Teimosia e Saúde: O Que Impediu Pelé de Brilhar na Olimpíada
Em 2016, Pelé foi convidado para desempenhar um papel icônico durante a cerimônia de abertura dos Jogos Olímpicos no Rio de Janeiro, mas decidiu não participar. O motivo? O Rei do Futebol não queria ser visto por milhões de espectadores com dificuldades para andar. Na época, Pelé informou ao público que sua ausência se devia a problemas de saúde, mas agora, em um livro intitulado “Pelé: o legado desconhecido”, seu confidente e empresário, José Fornos Rodrigues, conhecido como Pepito, revela que a decisão foi também resultado de uma teimosia significativa do atleta, que faleceu em 2022.

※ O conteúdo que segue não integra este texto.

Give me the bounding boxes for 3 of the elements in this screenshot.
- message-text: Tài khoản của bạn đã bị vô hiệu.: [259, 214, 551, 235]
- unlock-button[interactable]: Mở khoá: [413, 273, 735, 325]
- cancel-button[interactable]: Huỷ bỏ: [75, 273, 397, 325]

Pepito recorda: “Pelé era realmente teimoso. Na minha opinião, a mais grave de suas teimosias ocorreu durante essa Olimpíada. Estivemos no Rio dias antes da abertura e os organizadores prepararam tudo pensando na sua participação. Planejaram um elevador que permitiria que ele descesse com facilidade, levando-o até a pira olímpica com apenas alguns passos. Mas ele foi claro: ‘Não vou, não vou, não vou’.”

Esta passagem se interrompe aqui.